The conflict over the Lobau tunnel highlights the strong growth in Vienna’s suburbs. A fifth of all Viennese now live on the other side of the Danube. With a few exceptions, the strongly growing Grätzl are mainly on the outskirts of the capital, as shown by figures from the Vienna State Statistics and Statistics Austria evaluated by APA and OGM. This poses serious challenges for transport policy.

The number of inhabitants increased the most in 2020 in the Leopoldau (plus 15 percent), where a large housing project is being built on the site of the former gasworks, and in the district around the Laaerberg (14 percent). Aspern, Seestadt, Stammersdorf and Oberlaa and Unterlaa have also grown. Conversely, the districts in the city center have shrunk with a few exceptions, as the APA / OGM Graetzlananalyse shows: by more than four percent Altlerchenfeld in the 8th district, almost three percent by the Karmeliterviertel in the 2nd district. The trend was defied by St. Marx and the Arsenal in the 3rd district, as well as the Nordbahnviertel in Leopoldstadt.

“The population is reaching its limits, especially in the densely populated inner-city area,” says Johannes Klotz from OGM. In fact, the proportion of the ten inner districts (1st to 9th and 20th district) in the total population is slowly but steadily decreasing – from 28.4 percent in 2011 to only 26.9 percent this year. Since 2011, 32,000 additional Viennese have also joined the inner districts. In the same period, however, Favoriten alone increased its population by 34,000 and the two districts on the other side of the Danube grew by 72,000. Almost every fifth Viennese now lives in Floridsdorf and the Danube city (373,000 people).

However, public transport is much worse developed here. In a 2019 study, the Chamber of Labor calculated that although almost all residents in the inner districts can use public transport of the highest quality, in Floridsdorf it is only seven out of ten, in the Danube city only six out of ten and in Liesing only half. The proportion of motorists is correspondingly high there: if there are just under 350 cars for every 1,000 inhabitants in the inner districts, there are 400 on the other side of the Danube and 500 in Liesing.

This is a challenge for urban planning, emphasizes Vienna planning director Thomas Madreiter, because it could also shift the high proportion of public transport in total traffic (“modal split”). “If you are not careful, it can happen that you worsen the modal split for demographic reasons,” says Madreiter to the APA.

However, Madreiter does not see a reason to forego the Lobau tunnel. “We spend three times as much money on public transport as we do on road construction,” emphasizes the planning director, pointing out that a third tram connection between Floridsdorf and the Danube city will be created with line 27 by 2025. The S-Bahn will also be expanded.
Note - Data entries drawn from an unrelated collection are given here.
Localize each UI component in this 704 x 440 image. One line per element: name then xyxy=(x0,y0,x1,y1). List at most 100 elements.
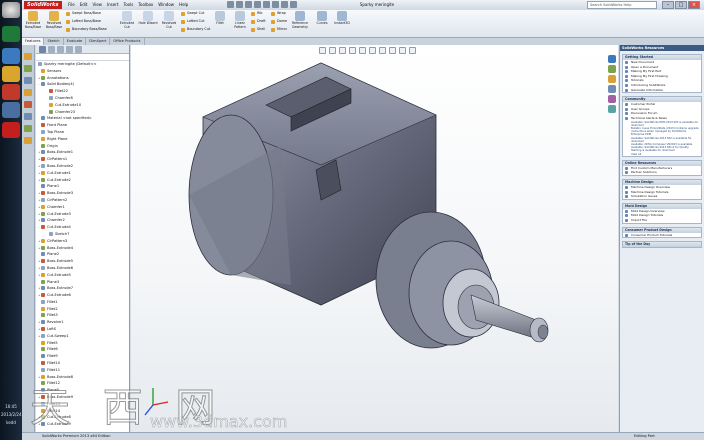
rebuild-icon[interactable] xyxy=(281,1,288,8)
menu-window[interactable]: Window xyxy=(158,1,174,9)
tool-icon[interactable] xyxy=(24,65,32,72)
tree-node[interactable]: + Cut-Extrude1 xyxy=(36,170,129,177)
tree-root[interactable]: Sparky meringite (Default<< xyxy=(36,61,129,68)
view-palette-tab-icon[interactable] xyxy=(608,85,616,93)
reference-geometry-button[interactable]: Reference Geometry xyxy=(288,11,312,29)
taskbar-app-icon[interactable] xyxy=(2,26,20,42)
tree-node[interactable]: Cut-Extrude10 xyxy=(36,102,129,109)
tree-node[interactable]: Plane2 xyxy=(36,251,129,258)
tree-node[interactable]: Origin xyxy=(36,143,129,150)
tree-node[interactable]: Material <not specified> xyxy=(36,115,129,122)
spindle-motor-model[interactable] xyxy=(131,45,618,432)
dimxpert-manager-tab-icon[interactable] xyxy=(66,46,73,53)
menu-tools[interactable]: Tools xyxy=(123,1,133,9)
tree-node[interactable]: Front Plane xyxy=(36,122,129,129)
solidworks-logo[interactable]: SolidWorks xyxy=(24,1,62,9)
tree-node[interactable]: - Cut-Extrude4 xyxy=(36,224,129,231)
tree-node[interactable]: Chamfer23 xyxy=(36,109,129,116)
new-doc-icon[interactable] xyxy=(227,1,234,8)
options-icon[interactable] xyxy=(290,1,297,8)
tab-dimxpert[interactable]: DimXpert xyxy=(86,38,111,45)
taskbar-app-icon[interactable] xyxy=(2,84,20,100)
tree-node[interactable]: Fillet22 xyxy=(36,88,129,95)
tree-node[interactable]: + Boss-Extrude3 xyxy=(36,190,129,197)
help-search-input[interactable]: Search SolidWorks Help xyxy=(587,1,657,9)
linear-pattern-button[interactable]: Linear Pattern xyxy=(230,11,250,29)
mirror-button[interactable]: Mirror xyxy=(271,27,287,32)
tree-node[interactable]: + Revolve1 xyxy=(36,319,129,326)
section-title[interactable]: Tip of the Day xyxy=(623,242,701,248)
tree-node[interactable]: + CirPattern3 xyxy=(36,238,129,245)
tree-node[interactable]: + CirPattern2 xyxy=(36,197,129,204)
resources-tab-icon[interactable] xyxy=(608,55,616,63)
tree-node[interactable]: Fillet1 xyxy=(36,299,129,306)
tool-icon[interactable] xyxy=(24,137,32,144)
tree-node[interactable]: Chamfer8 xyxy=(36,95,129,102)
tree-node[interactable]: Plane1 xyxy=(36,183,129,190)
minimize-button[interactable]: – xyxy=(662,1,674,9)
swept-cut-button[interactable]: Swept Cut xyxy=(181,11,204,16)
tool-icon[interactable] xyxy=(24,101,32,108)
instant3d-button[interactable]: Instant3D xyxy=(332,11,352,26)
tool-icon[interactable] xyxy=(24,125,32,132)
tree-node[interactable]: + Cut-Extrude6 xyxy=(36,292,129,299)
boundary-boss-button[interactable]: Boundary Boss/Base xyxy=(66,27,107,32)
tree-node[interactable]: Plane3 xyxy=(36,279,129,286)
resource-link[interactable]: Consumer Product Tutorials xyxy=(623,233,701,238)
save-icon[interactable] xyxy=(245,1,252,8)
tab-evaluate[interactable]: Evaluate xyxy=(64,38,87,45)
shell-button[interactable]: Shell xyxy=(251,27,265,32)
tree-node[interactable]: + Boss-Extrude6 xyxy=(36,265,129,272)
tree-node[interactable]: - Solid Bodies(4) xyxy=(36,81,129,88)
tool-icon[interactable] xyxy=(24,89,32,96)
design-library-tab-icon[interactable] xyxy=(608,65,616,73)
tool-icon[interactable] xyxy=(24,113,32,120)
graphics-area[interactable] xyxy=(131,45,618,432)
lofted-cut-button[interactable]: Lofted Cut xyxy=(181,19,205,24)
menu-help[interactable]: Help xyxy=(179,1,188,9)
tab-features[interactable]: Features xyxy=(22,38,45,45)
resource-link[interactable]: Partner Solutions xyxy=(623,170,701,175)
tree-node[interactable]: + LoftS xyxy=(36,326,129,333)
tree-node[interactable]: Sensors xyxy=(36,68,129,75)
tree-node[interactable]: + Cut-Sweep1 xyxy=(36,333,129,340)
tree-node[interactable]: Fillet3 xyxy=(36,312,129,319)
tree-node[interactable]: + Boss-Extrude4 xyxy=(36,245,129,252)
menu-file[interactable]: File xyxy=(68,1,75,9)
extruded-cut-button[interactable]: Extruded Cut xyxy=(117,11,137,29)
undo-icon[interactable] xyxy=(263,1,270,8)
extruded-boss-button[interactable]: Extruded Boss/Base xyxy=(23,11,43,29)
tree-filter[interactable] xyxy=(36,54,129,61)
select-icon[interactable] xyxy=(272,1,279,8)
menu-edit[interactable]: Edit xyxy=(80,1,88,9)
revolved-cut-button[interactable]: Revolved Cut xyxy=(159,11,179,29)
display-manager-tab-icon[interactable] xyxy=(75,46,82,53)
tree-node[interactable]: Sketch7 xyxy=(36,231,129,238)
clock-time[interactable]: 16:45 xyxy=(1,404,21,410)
news-link[interactable]: View All xyxy=(623,153,701,156)
print-icon[interactable] xyxy=(254,1,261,8)
resource-link[interactable]: Generate Information xyxy=(623,88,701,93)
tree-node[interactable]: + Boss-Extrude1 xyxy=(36,149,129,156)
tree-node[interactable]: + Cut-Extrude3 xyxy=(36,211,129,218)
menu-insert[interactable]: Insert xyxy=(107,1,118,9)
file-explorer-tab-icon[interactable] xyxy=(608,75,616,83)
taskbar-app-icon[interactable] xyxy=(2,66,20,82)
resource-link[interactable]: Technical Alerts & News xyxy=(623,116,701,121)
resource-link[interactable]: Import File xyxy=(623,218,701,223)
tree-node[interactable]: Right Plane xyxy=(36,136,129,143)
solidworks-taskbar-icon[interactable] xyxy=(2,122,20,138)
hole-wizard-button[interactable]: Hole Wizard xyxy=(138,11,158,26)
tree-node[interactable]: Fillet2 xyxy=(36,306,129,313)
boundary-cut-button[interactable]: Boundary Cut xyxy=(181,27,210,32)
taskbar-app-icon[interactable] xyxy=(2,48,20,64)
draft-button[interactable]: Draft xyxy=(251,19,266,24)
feature-manager-tab-icon[interactable] xyxy=(39,46,46,53)
dome-button[interactable]: Dome xyxy=(271,19,287,24)
tree-node[interactable]: + Boss-Extrude5 xyxy=(36,258,129,265)
appearances-tab-icon[interactable] xyxy=(608,95,616,103)
menu-toolbox[interactable]: Toolbox xyxy=(138,1,153,9)
rib-button[interactable]: Rib xyxy=(251,11,262,16)
swept-boss-button[interactable]: Swept Boss/Base xyxy=(66,11,101,16)
tree-node[interactable]: Fillet9 xyxy=(36,353,129,360)
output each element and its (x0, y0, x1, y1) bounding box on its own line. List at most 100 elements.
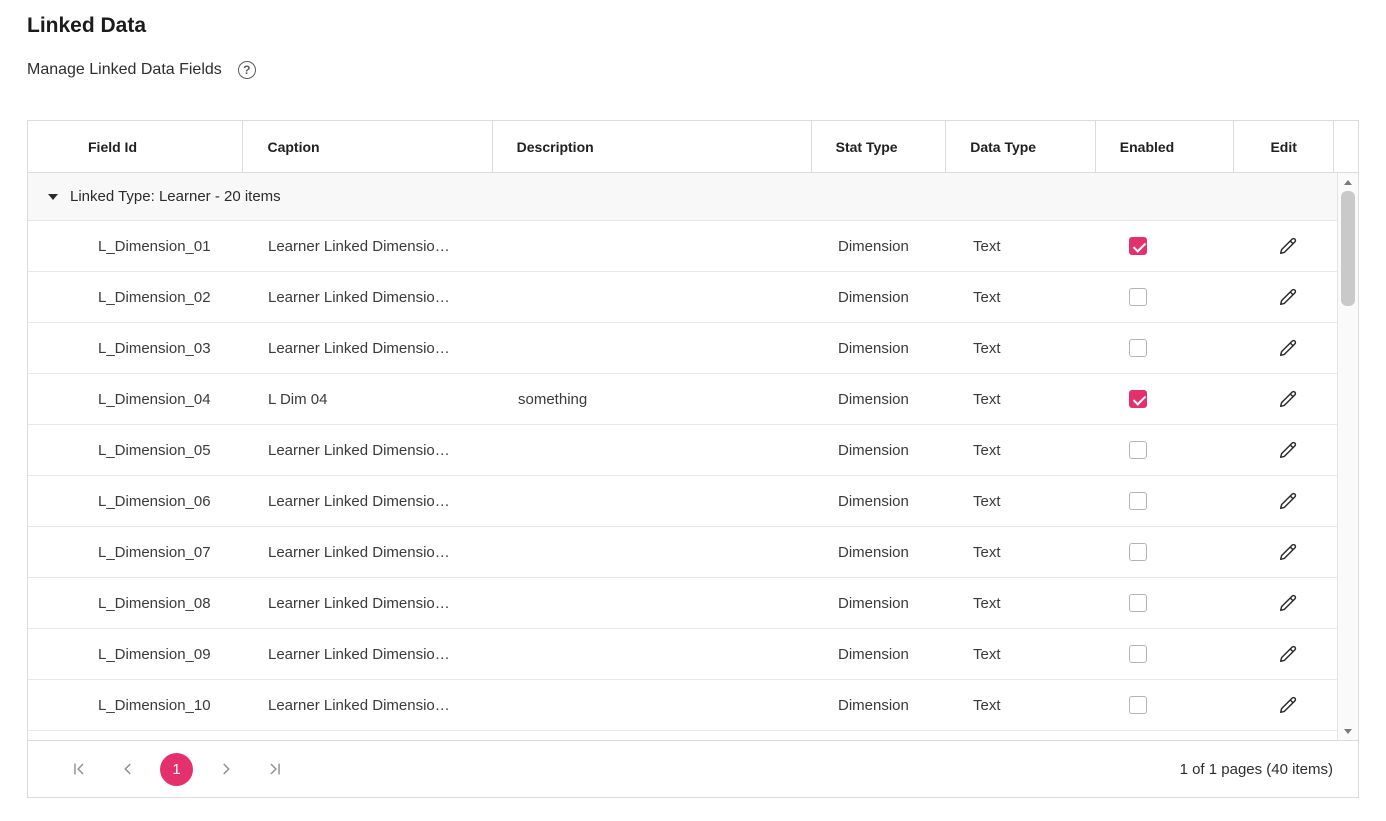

But in the eastern Danube city, 25,000 apartments for 60,000 people are planned: “To think that it would work without a street – sorry to say, but that’s nonsense.”

Madreiter also does not see soil protection as an argument against tunnel construction. Of course one could prevent the development in Vienna. But residential construction projects in the country would have consumed land many times over. “Anyone who is serious about soil protection has to campaign for a development in Vienna at central locations.”